District of Dugave, suburbs of Zagreb
Asylum seekers arriving in Croatia from Bosnia and Herzegovina are currently extremely vulnerable (physical exhaustion, loss of hope, learned helplessness, apathy, impaired self-esteem). It is thus urgent to ensure them access to quality mental health care before irreversible degradation of (health) state but also to enable them to live in a society where they will feel safe and welcome. That is why we want to connect them with neighbors and the local community. Another challenge that both the local community and asylum seekers are facing is the stolen land. The local community lives in front of the biggest landfill (and is at the same time afraid of foreigners) whereas asylum seekers have lost their land. Here, we want to highlight the common land as a point of contact for both groups.
Unfortunately, both Croatia and Europe are becoming more hateful societies for asylum seekers. Our idea is thus to build - at our level - a micro-society of intercultural exchanges that will give asylum seekers back the sense of identity, sense of belonging, and acceptance. We plan to connect them with a local population, which will be able to break their fear of the foreigners and recognize in them a neighbor you can count on and a human being not much different than you.
Apart from those actors, we aim to connect two other very different groups of people. Asylum seekers and their decision and policymakers. To ensure a long-term goal we plan to include a wider local community, mostly kindergarten and local school.
Initial idea is to recreate with asylum seekers and local neighbors a piece of land and convert it into a “transformative” garden with multiple purposes. In this shared land, mental health and psychosocial support (MHPSS), as well as educational and recreational activities, will be conducted. The land is located in front of the asylum seekers facility in Dugave district in the suburbs of Zagreb. Even though it is positioned towards the biggest landfill in the country it will be a green oasis of dialogue, tolerance, and return to the essence of humanity. Led by the mental health and social team of Médecins du Monde, gardening, (MHPSS) and art-therapy activities will be conducted, as well as courses that connect both groups' interests, mental health counseling sessions, personal moments of exchanges and gardening skills share. In addition, some simple wooden benches will be built to facilitate social interactions. Apart from offering land for people who lost their land, little by little, the idea is to involve local neighbors and decision-makers in this oasis (through visits and meetings in this place) - in order to influence higher level (migration) policies and create a more welcome and tolerant society. A publication on this garden oasis and people who made it will also be produced and shared online (as an online campaign for tolerance).
As a final result we shall see reduced prejudice and stereotypes about asylum seekers - leading to decreased discrimination through better, more humane, and sensitive (migration) policies. It will be achieved through personal contact with both policy makes and neighbors. Educating youth with different cultural dimensions will create the new, more aware generations.
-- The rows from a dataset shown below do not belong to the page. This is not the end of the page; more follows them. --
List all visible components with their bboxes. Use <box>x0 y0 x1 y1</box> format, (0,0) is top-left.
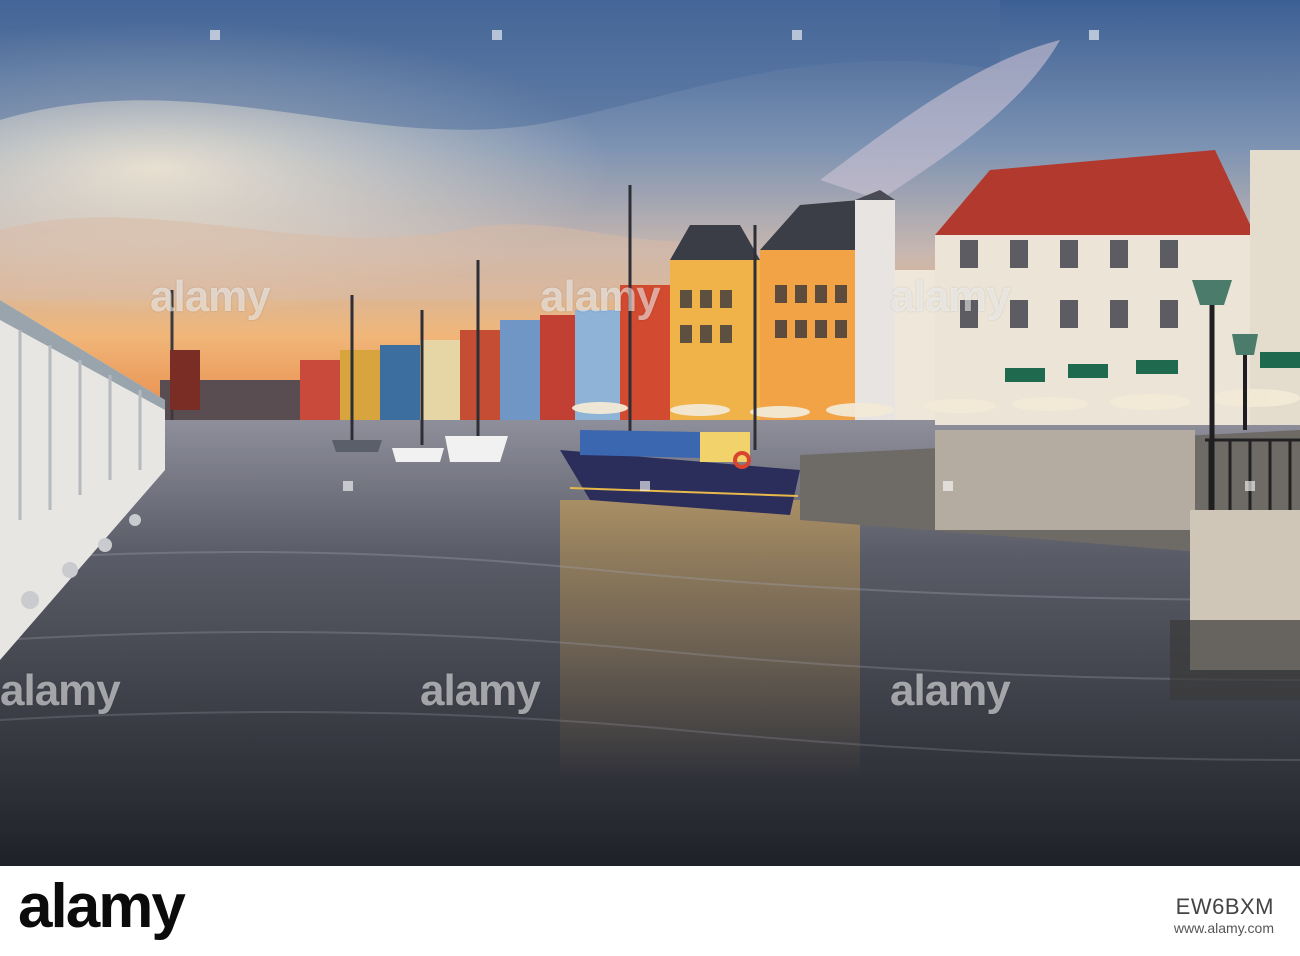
white-corner-building <box>935 235 1255 425</box>
footer-bar: alamy EW6BXM www.alamy.com <box>0 866 1300 956</box>
photo-illustration <box>0 0 1300 866</box>
website-url: www.alamy.com <box>1173 920 1274 936</box>
logo-text: alamy <box>18 872 186 941</box>
alamy-logo: alamy <box>18 876 186 938</box>
stock-id: EW6BXM <box>1175 894 1274 919</box>
image-frame: alamy alamy alamy alamy alamy alamy alam… <box>0 0 1300 956</box>
photo-copenhagen-nyhavn: alamy alamy alamy alamy alamy alamy <box>0 0 1300 866</box>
The end-stage for asylum seekers themselves will be stronger connections with each other (especially women and survivors of gender-based violence), much calmer and uplifting space to spend time, and possible counseling sessions. They will be able to grow their seeds, plants and herbs which will create a sense of fulfillment and identity that is being stolen and taken away from them.
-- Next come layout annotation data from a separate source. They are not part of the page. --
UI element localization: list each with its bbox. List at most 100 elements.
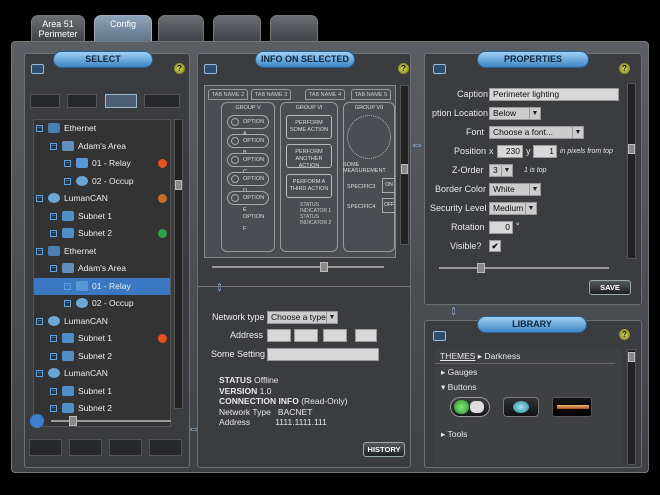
history-button[interactable]: HISTORY [363, 442, 405, 457]
library-view-icon[interactable] [433, 331, 446, 341]
tab-empty-5[interactable] [270, 15, 318, 42]
tree-horizontal-scrollbar[interactable] [51, 416, 171, 426]
collapse-icon[interactable]: − [50, 142, 57, 150]
info-view-icon[interactable] [204, 64, 217, 74]
add-device-icon[interactable] [29, 439, 62, 456]
resize-vertical-icon[interactable]: ⇔ [213, 280, 229, 294]
network-type-select[interactable]: Choose a type ▼ [267, 311, 338, 324]
device-view-icon[interactable] [105, 94, 137, 108]
empty-tool-button[interactable] [149, 439, 182, 456]
design-tab-3[interactable]: TAB NAME 3 [251, 89, 291, 100]
collapse-icon[interactable]: − [64, 282, 71, 290]
zorder-select[interactable]: 3 ▼ [489, 164, 513, 177]
collapse-icon[interactable]: − [50, 387, 57, 395]
some-setting-input[interactable] [267, 348, 379, 361]
tree-node[interactable]: − Subnet 1 [34, 383, 170, 400]
tree-node[interactable]: − Subnet 2 [34, 348, 170, 365]
properties-view-icon[interactable] [433, 64, 446, 74]
properties-help-icon[interactable]: ? [619, 63, 630, 74]
rotation-input[interactable]: 0 [489, 221, 513, 234]
round-button-sample[interactable] [503, 397, 539, 417]
preview-horizontal-scrollbar[interactable] [212, 262, 384, 272]
tab-empty-4[interactable] [213, 15, 261, 42]
collapse-icon[interactable]: − [36, 247, 43, 255]
hierarchy-view-icon[interactable] [67, 94, 97, 108]
border-color-select[interactable]: White ▼ [489, 183, 541, 196]
x-input[interactable]: 230 [497, 145, 523, 158]
edit-pencil-icon[interactable] [69, 439, 102, 456]
tree-node[interactable]: − 01 - Relay [34, 277, 170, 295]
option-b[interactable]: OPTION B [227, 134, 269, 156]
address-octet-2[interactable] [294, 329, 318, 342]
collapse-icon[interactable]: − [50, 335, 57, 342]
tree-node[interactable]: − 02 - Occup [34, 173, 170, 190]
design-tab-2[interactable]: TAB NAME 2 [208, 89, 248, 100]
select-help-icon[interactable]: ? [174, 63, 185, 74]
gauges-category[interactable]: ▸ Gauges [441, 367, 477, 378]
tree-node[interactable]: − 01 - Relay [34, 155, 170, 172]
visible-checkbox[interactable]: ✔ [489, 240, 501, 252]
bar-button-sample[interactable] [552, 397, 592, 417]
specific4-toggle[interactable]: OFF [382, 198, 395, 213]
breadcrumb-themes[interactable]: THEMES [440, 351, 475, 361]
address-octet-1[interactable] [267, 329, 291, 342]
tab-empty-3[interactable] [158, 15, 204, 42]
collapse-icon[interactable]: − [64, 160, 71, 167]
buttons-category[interactable]: ▾ Buttons [441, 382, 476, 393]
tree-node[interactable]: − Adam's Area [34, 138, 170, 155]
tree-node[interactable]: − 02 - Occup [34, 295, 170, 312]
properties-horizontal-scrollbar[interactable] [439, 263, 609, 273]
library-vertical-scrollbar[interactable] [627, 349, 636, 465]
option-d[interactable]: OPTION D [227, 172, 269, 194]
tree-node[interactable]: − LumanCAN [34, 365, 170, 382]
grid-view-icon[interactable] [30, 94, 60, 108]
tree-node[interactable]: − Adam's Area [34, 260, 170, 277]
perform-action-2[interactable]: PERFORM ANOTHER ACTION [286, 144, 332, 169]
collapse-icon[interactable]: − [50, 265, 57, 272]
collapse-icon[interactable]: − [36, 125, 43, 132]
list-view-icon[interactable] [144, 94, 180, 108]
collapse-icon[interactable]: − [64, 177, 71, 185]
y-input[interactable]: 1 [533, 145, 557, 158]
font-select[interactable]: Choose a font... ▼ [489, 126, 584, 139]
tree-node[interactable]: − LumanCAN [34, 190, 170, 207]
toggle-button-sample[interactable] [450, 397, 490, 417]
tree-vertical-scrollbar[interactable] [174, 119, 183, 409]
tab-config[interactable]: Config [94, 15, 152, 42]
tree-node[interactable]: − Subnet 2 [34, 225, 170, 242]
collapse-icon[interactable]: − [36, 195, 43, 202]
resize-vertical-icon-2[interactable]: ⇔ [447, 304, 463, 318]
perform-action-3[interactable]: PERFORM A THIRD ACTION [286, 174, 332, 198]
option-c[interactable]: OPTION C [227, 153, 269, 175]
tree-node[interactable]: − Ethernet [34, 243, 170, 260]
caption-input[interactable]: Perimeter lighting [489, 88, 619, 101]
tree-refresh-icon[interactable] [30, 414, 44, 428]
security-level-select[interactable]: Medium ▼ [489, 202, 537, 215]
collapse-icon[interactable]: − [36, 370, 43, 377]
library-help-icon[interactable]: ? [619, 329, 630, 340]
collapse-icon[interactable]: − [50, 212, 57, 220]
select-view-icon[interactable] [31, 64, 44, 74]
tools-category[interactable]: ▸ Tools [441, 429, 467, 440]
specific3-toggle[interactable]: ON [382, 178, 395, 193]
tree-node[interactable]: − Subnet 1 [34, 208, 170, 225]
perform-action-1[interactable]: PERFORM SOME ACTION [286, 115, 332, 139]
info-help-icon[interactable]: ? [398, 63, 409, 74]
preview-vertical-scrollbar[interactable] [400, 85, 409, 245]
tree-node[interactable]: − Ethernet [34, 120, 170, 137]
option-e[interactable]: OPTION E [227, 191, 269, 213]
tree-node[interactable]: − Subnet 2 [34, 400, 170, 417]
design-tab-5[interactable]: TAB NAME 5 [351, 89, 391, 100]
address-octet-3[interactable] [323, 329, 347, 342]
option-f[interactable]: OPTION F [227, 210, 269, 232]
design-tab-4[interactable]: TAB NAME 4 [305, 89, 345, 100]
tree-node[interactable]: − LumanCAN [34, 313, 170, 330]
option-a[interactable]: OPTION A [227, 115, 269, 137]
collapse-icon[interactable]: − [50, 405, 57, 412]
collapse-icon[interactable]: − [36, 317, 43, 325]
save-button[interactable]: SAVE [589, 280, 631, 295]
tab-area-51-perimeter[interactable]: Area 51 Perimeter [31, 15, 85, 42]
collapse-icon[interactable]: − [50, 352, 57, 360]
address-octet-4[interactable] [355, 329, 377, 342]
collapse-icon[interactable]: − [64, 300, 71, 307]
Few levels of engagement are present in this initiative. With active participation/visits to our garden, local neighbors will work on their prejudice towards the asylum seekers. Through personal contacts, their perception will change and this new perspective will reach their outer circle of people - therefore creating a small scale social change. Throughout this, at medium term discrimination against asylum seekers will decrease. By allowing the decision makers the opportunity to actually meet the real people, asylum seekers will thus be given the power to influence policies and their lifes. Lastly, the educational purpose where social and political change opportunities will be given to the youngsters - the future political citizens who will be empowered to open the space of dialogue.
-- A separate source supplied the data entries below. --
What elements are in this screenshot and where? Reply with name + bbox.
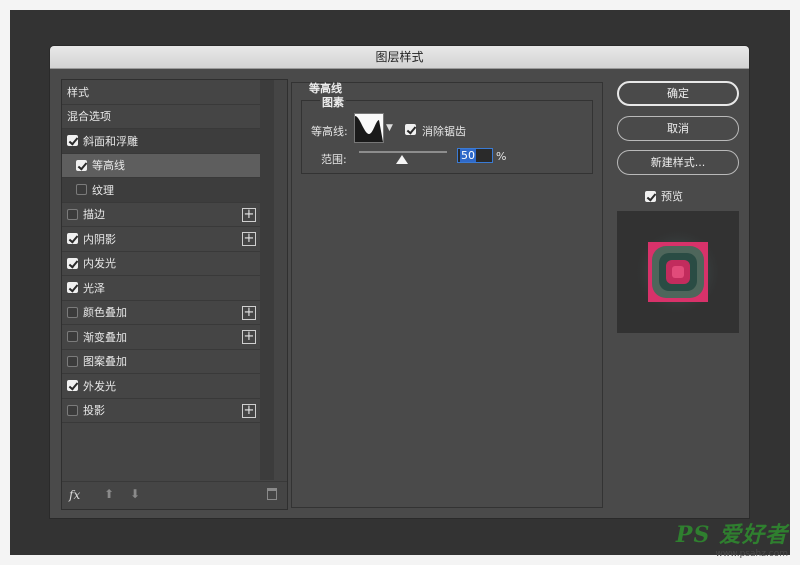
style-item-6[interactable]: 内阴影 + (62, 227, 260, 252)
move-down-icon[interactable]: ⬇ (130, 487, 140, 501)
style-item-checkbox[interactable] (67, 233, 78, 245)
style-list-footer: fx ⬆ ⬇ (62, 481, 287, 509)
range-slider-thumb[interactable] (396, 155, 408, 164)
anti-alias-label: 消除锯齿 (422, 125, 466, 138)
style-item-label: 等高线 (92, 159, 125, 173)
add-effect-icon[interactable]: + (242, 207, 256, 222)
range-unit: % (496, 150, 507, 163)
dialog-title: 图层样式 (50, 46, 749, 69)
ok-button[interactable]: 确定 (617, 81, 739, 106)
range-value: 50 (460, 149, 476, 162)
style-item-5[interactable]: 描边 + (62, 203, 260, 227)
preview-image (634, 228, 722, 316)
elements-title: 图素 (320, 94, 346, 110)
style-list-scrollbar[interactable] (260, 80, 274, 480)
style-item-label: 描边 (83, 208, 105, 222)
style-item-checkbox[interactable] (67, 282, 78, 294)
style-item-label: 内阴影 (83, 232, 116, 246)
style-item-0[interactable]: 样式 (62, 80, 260, 105)
style-item-checkbox[interactable] (76, 159, 87, 171)
range-input[interactable]: 50 (457, 148, 493, 163)
style-item-4[interactable]: 纹理 (62, 178, 260, 203)
preview-thumbnail (617, 211, 739, 333)
preview-checkbox[interactable] (645, 190, 656, 202)
style-item-checkbox[interactable] (67, 257, 78, 269)
style-item-label: 渐变叠加 (83, 330, 127, 344)
add-effect-icon[interactable]: + (242, 403, 256, 418)
contour-picker[interactable] (354, 113, 384, 143)
watermark-brand: PS 爱好者 (675, 522, 788, 548)
watermark: PS 爱好者 www.psahz.com (676, 517, 788, 559)
style-item-checkbox[interactable] (67, 380, 78, 392)
delete-effect-icon[interactable] (267, 488, 277, 500)
style-item-1[interactable]: 混合选项 (62, 105, 260, 129)
move-up-icon[interactable]: ⬆ (104, 487, 114, 501)
new-style-button[interactable]: 新建样式... (617, 150, 739, 175)
style-item-checkbox[interactable] (76, 184, 87, 196)
style-item-11[interactable]: 图案叠加 (62, 350, 260, 374)
add-effect-icon[interactable]: + (242, 330, 256, 344)
style-item-2[interactable]: 斜面和浮雕 (62, 129, 260, 154)
style-item-checkbox[interactable] (67, 404, 78, 416)
style-item-checkbox[interactable] (67, 331, 78, 343)
style-list-items: 样式混合选项斜面和浮雕等高线纹理描边 + 内阴影 + 内发光光泽颜色叠加 + 渐变叠加 + 图案… (62, 80, 260, 423)
style-item-checkbox[interactable] (67, 355, 78, 367)
style-item-13[interactable]: 投影 + (62, 399, 260, 423)
style-item-label: 内发光 (83, 257, 116, 271)
style-item-3[interactable]: 等高线 (62, 153, 260, 178)
style-item-label: 斜面和浮雕 (83, 134, 138, 148)
style-item-checkbox[interactable] (67, 135, 78, 147)
style-item-12[interactable]: 外发光 (62, 374, 260, 399)
anti-alias-checkbox[interactable] (405, 124, 416, 135)
fx-button[interactable]: fx (69, 488, 80, 502)
style-list: 样式混合选项斜面和浮雕等高线纹理描边 + 内阴影 + 内发光光泽颜色叠加 + 渐变叠加 + 图案… (61, 79, 288, 510)
watermark-url: www.psahz.com (715, 549, 788, 559)
elements-group: 图素 等高线: ▼ 消除锯齿 范围: 50 % (301, 94, 593, 174)
style-item-9[interactable]: 颜色叠加 + (62, 301, 260, 325)
style-item-10[interactable]: 渐变叠加 + (62, 325, 260, 350)
preview-label: 预览 (661, 190, 683, 203)
add-effect-icon[interactable]: + (242, 232, 256, 246)
range-label: 范围: (321, 153, 347, 166)
preview-toggle[interactable]: 预览 (645, 188, 683, 204)
style-item-8[interactable]: 光泽 (62, 276, 260, 301)
style-item-7[interactable]: 内发光 (62, 252, 260, 276)
contour-settings-panel: 等高线 图素 等高线: ▼ 消除锯齿 范围: 50 % (291, 82, 603, 508)
style-item-label: 颜色叠加 (83, 306, 127, 320)
contour-curve-icon (355, 116, 383, 142)
style-item-label: 光泽 (83, 281, 105, 295)
style-item-label: 纹理 (92, 183, 114, 197)
style-item-label: 外发光 (83, 379, 116, 393)
style-item-label: 图案叠加 (83, 355, 127, 369)
add-effect-icon[interactable]: + (242, 305, 256, 320)
contour-label: 等高线: (311, 125, 348, 138)
cancel-button[interactable]: 取消 (617, 116, 739, 141)
style-item-label: 投影 (83, 404, 105, 418)
style-item-checkbox[interactable] (67, 208, 78, 220)
style-item-checkbox[interactable] (67, 306, 78, 318)
layer-style-dialog: 图层样式 样式 混合选项 斜面和浮雕 等高线 纹理 描边 + 内阴影 + 内发光 光泽 颜色叠加 + 渐变… (50, 46, 749, 518)
style-item-label: 混合选项 (67, 110, 111, 124)
range-slider[interactable] (359, 151, 447, 153)
style-item-label: 样式 (67, 85, 89, 99)
chevron-down-icon[interactable]: ▼ (386, 123, 393, 133)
Médecins du Monde (foreign NGO registered locally) provides since 2016 medico-psychosocial healthcare/health mediation in two Croatian Asylum seekers facilities. In 2020, MDM conducted 1690 health consultations for asylum seekers, 424 psychosocial consultations, and accompanied 537 referrals specialist consultations. The team (doctor, nurse, 2 psychologists, 4 interpreters and 1 social worker/community worker) developed a great expertise for on-site, combined and integrated care provision to asylum seekers - and especially for detection/support of most vulnerable among them (survivors of GBV/trafficking/torture). MdM also published advocacy reports. Team is diverse (some were asylum seekers), led by enthusiasm and equality values.
Total budget
Funding requested from Civic Europe
Personnel costs (psychologist, community worker/social worker, interpreters) 18 000 EUR, Tools and material for activities (gardening, wood, painting, etc.) 3 500 EUR, Publication/ online campaign 3 500 EUR.